"ND, you know solar power creates more jobs in the US than coal, oil and gas combined right? You can hardly blame the EPA for killing jobs that are obsolete.
Adapt or perish, isn't that what the beloved free market is all about? Frankly, even with these ridiculous gag orders you should be investing heavily in renewables. Trump can supress the facts about climate change but he can't suppress the economics of renewables. Coal no longer makes sense when the cost per kWh is higher than renewables. Those jobs are never coming back, but there's a huge opportunity to create more jobs and better energy security forever."
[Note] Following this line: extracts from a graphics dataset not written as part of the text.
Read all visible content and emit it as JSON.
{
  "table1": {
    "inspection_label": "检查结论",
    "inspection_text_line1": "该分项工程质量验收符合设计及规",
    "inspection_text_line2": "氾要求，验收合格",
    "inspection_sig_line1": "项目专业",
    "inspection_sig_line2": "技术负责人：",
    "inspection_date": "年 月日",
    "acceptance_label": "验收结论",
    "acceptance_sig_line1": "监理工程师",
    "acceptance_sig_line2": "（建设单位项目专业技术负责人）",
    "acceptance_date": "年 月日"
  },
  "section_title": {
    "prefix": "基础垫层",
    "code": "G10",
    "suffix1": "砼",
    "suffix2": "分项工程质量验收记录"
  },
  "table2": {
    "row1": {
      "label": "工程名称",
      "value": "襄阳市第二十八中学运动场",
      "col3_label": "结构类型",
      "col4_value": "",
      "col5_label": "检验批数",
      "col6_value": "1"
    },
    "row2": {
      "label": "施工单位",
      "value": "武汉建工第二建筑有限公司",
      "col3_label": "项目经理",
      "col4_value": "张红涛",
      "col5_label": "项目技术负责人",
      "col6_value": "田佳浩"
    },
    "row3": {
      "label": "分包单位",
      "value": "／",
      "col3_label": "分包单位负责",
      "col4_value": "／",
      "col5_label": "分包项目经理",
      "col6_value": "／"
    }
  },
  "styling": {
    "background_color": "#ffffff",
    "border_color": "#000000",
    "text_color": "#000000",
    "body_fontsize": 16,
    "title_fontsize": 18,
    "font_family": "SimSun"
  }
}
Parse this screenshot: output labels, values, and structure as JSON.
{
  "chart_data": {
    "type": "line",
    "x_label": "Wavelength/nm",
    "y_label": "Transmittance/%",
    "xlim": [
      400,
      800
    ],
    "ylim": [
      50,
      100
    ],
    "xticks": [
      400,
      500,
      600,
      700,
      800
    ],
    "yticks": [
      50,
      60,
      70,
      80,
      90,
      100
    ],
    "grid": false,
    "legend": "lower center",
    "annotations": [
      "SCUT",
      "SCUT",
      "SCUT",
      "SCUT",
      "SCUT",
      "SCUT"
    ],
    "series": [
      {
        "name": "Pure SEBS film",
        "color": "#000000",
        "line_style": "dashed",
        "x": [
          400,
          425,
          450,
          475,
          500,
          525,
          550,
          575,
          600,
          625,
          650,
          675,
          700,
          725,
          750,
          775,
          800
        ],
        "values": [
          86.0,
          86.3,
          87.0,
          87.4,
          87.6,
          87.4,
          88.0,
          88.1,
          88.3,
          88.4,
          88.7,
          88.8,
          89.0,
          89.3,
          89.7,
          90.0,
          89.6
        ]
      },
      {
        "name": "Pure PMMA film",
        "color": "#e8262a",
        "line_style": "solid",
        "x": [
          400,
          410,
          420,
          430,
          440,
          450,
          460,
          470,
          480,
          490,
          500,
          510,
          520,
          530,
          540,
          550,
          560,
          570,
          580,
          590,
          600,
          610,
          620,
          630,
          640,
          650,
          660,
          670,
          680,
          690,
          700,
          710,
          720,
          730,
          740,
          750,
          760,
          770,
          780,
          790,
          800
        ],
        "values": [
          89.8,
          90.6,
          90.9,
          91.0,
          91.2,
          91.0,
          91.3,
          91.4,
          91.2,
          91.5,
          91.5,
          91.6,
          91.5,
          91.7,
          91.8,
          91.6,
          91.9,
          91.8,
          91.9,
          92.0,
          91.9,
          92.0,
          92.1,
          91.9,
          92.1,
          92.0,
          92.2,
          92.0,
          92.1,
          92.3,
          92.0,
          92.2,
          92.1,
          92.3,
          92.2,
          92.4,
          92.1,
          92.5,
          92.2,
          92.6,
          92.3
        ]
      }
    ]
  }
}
The cost of solar energy generation is actually still much higher than the cost of generating energy from coal or natural gas (http://instituteforenergyresearch.org/studies/levelized-cost-of-new-generating-technologies/). This is also in spite of the facts that solar has been receiving generous aid from government tax incentives for people installing it along with tax holidays to solar companies themselves, and the solar companies are charging such low prices that most of them can't even turn a profit at the current prices. Hear about Solyndra and SunEdison? Yeah, they're not around anymore and Solar City was heading for bankruptcy as well before Tesla snatched them up at a fire sale price. A huge amount of the decrease in the cost that has occurred in the cost of solar energy is that the price of silicon as plummeted, a main component for manufacturing PV cells. The technology will eventually be developed to make solar cost competitive with traditional energy sources, but it is still a long way coming.
The reason for coal's decline in the U.S., even while it has been on the rise in other parts of the world, is that natural gas has simply become cost competitive with coal in recent years when it previously was not (It also didn't help that the federal government was restricting the amount of coal that utilities could burn either). That's where the majority of the energy previously supplied by coal is now coming from in the U.S.
If you want to make the argument for using solar on the basis that it is better for the environment, have at it. But it in no way makes more economic sense to be using it instead of cheaper traditional sources of energy. Just think about it, wouldn't utilities be using solar instead to increase their own profits if it was cheaper since the cost of their product would be less?